Tony Benn: A towering figure who never wavered
Alastair Stewart
Former ITV News presenter
At Bristol University in the early 1970s, he forgave me for being a middle-class kid with dreams. He guided me, and many, in the ways of democracy, oratory and conviction.
When I was Deputy President of NUS, in the mid-70s, he remained unimpressed by any petty aggrandisement I may have achieved, electorally, and continued with that gentle guidance and persistent support.
When I became an Industrial Correspondent for ITN in the 1980s, wrestling with the social and economic schisms of the miners' strikes, he was a power, but generous in both time and patience.
As North Sea oil flowed, so too did the constant accessibility, patience in explaining his views, and passions for seizing the 'goodies' for the greatest number whilst campaigning against the oligarchical might of the oil companies.I challenged him, constantly; he answered, consistently.
Whilst my son was at Winchester College, in the 90s, a school project prompted a letter to leading lights about how politics had changed in their lifetimes. Tony's letter to Alex was one of the most thoughtful, lengthy and incisive my son received.
To give that context, others in the series came from David Steel, John Smith and Norman St. John Stevas.

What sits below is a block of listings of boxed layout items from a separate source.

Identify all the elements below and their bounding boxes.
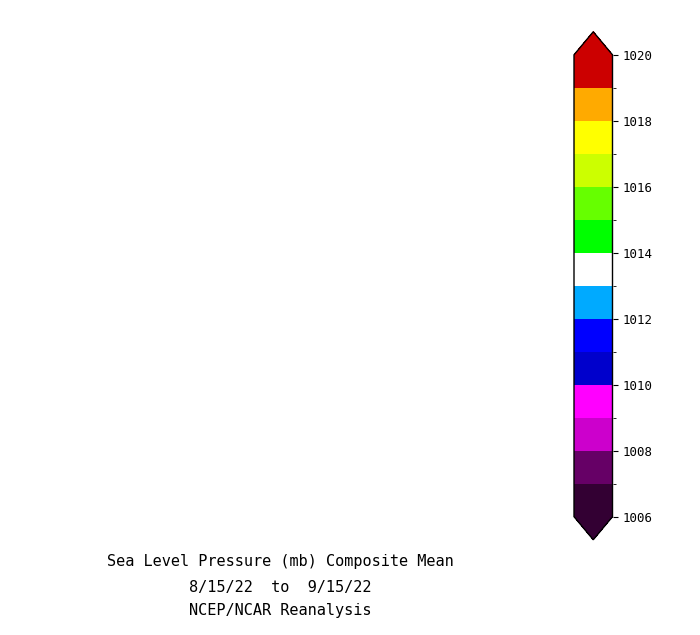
Text: Sea Level Pressure (mb) Composite Mean: Sea Level Pressure (mb) Composite Mean <box>106 554 454 570</box>
Text: 8/15/22  to  9/15/22: 8/15/22 to 9/15/22 <box>189 580 371 595</box>
Text: NCEP/NCAR Reanalysis: NCEP/NCAR Reanalysis <box>189 603 371 618</box>
PathPatch shape <box>574 517 612 540</box>
PathPatch shape <box>574 32 612 55</box>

In the ITN News Channel days, he was a constant and generous guest. He taped everything, carried his pipe into the studio but agreed not to smoke it and he always asked after Alex, my 'brilliant son'.
In later years, I saw him less frequently but when I did it was as if we were still in the 1970s. Warm, friendly, charismatic - he was a dynamo, fizzing with ideas, polemic and friendship.
I last saw him in October 2013 to interview him on the publication of the final volume of his extensive run of diaries. He was frail but still lucid; he was reflective but still constant in his core beliefs.
He'd moved from Holland Park to a new home; it was still an altar to his passions and beliefs - a library of texts, from Das Kapital to reams of poetry. There were mugs and miners lamps and banners and pictures.
A bust of his beloved Caroline, whose memorial service at Westminster Abbey I had been honoured to be invited to. I remember that last interview as if it was yesterday.
I remembered, on that October day that I recorded it, our first meeting in the early 1970s as if that, too, was yesterday. He was that sort of man.
Born to wealth and title, he cast the title aside to stand for the House of Commons. The wealth, principally from publishing, remained; but it was, to him, little more than an enabler. He didn't just believe in socialism: he sought to achieve it and, in his own microcosm, to live it - generous, compassionate, collegiate.
He, like many in the early days of the 'movement', was a man of faith - a christian socialist.
He loathed war and was a fiery peace campaigner, to the last.He mistrusted the bankers, the oil barons, all the masters of capital.
He cherished the poor and excluded, and would often gaze into camera, when answering a question, saying, "What the people at home are worried about or care about, or deserve..."
To many on the right he was a swivel-eyed man of madness but if you read the tributes this morning, even from some on the hard-right, merit eventually shines through and there is a sneaking admiration there from many.
Peer, self-demoter, Post Master General, Energy Secretary, would-be party leader and Prime Minster, he was, above all that, a friend. A towering figure who never wavered. Forget the divisions of belief and cherish the qualities of constancy, passion, belief and friendship.
Tony Benn, (Anthony Wedgwood Benn, Viscount Stansgate) - RIP, my dear and much missed friend.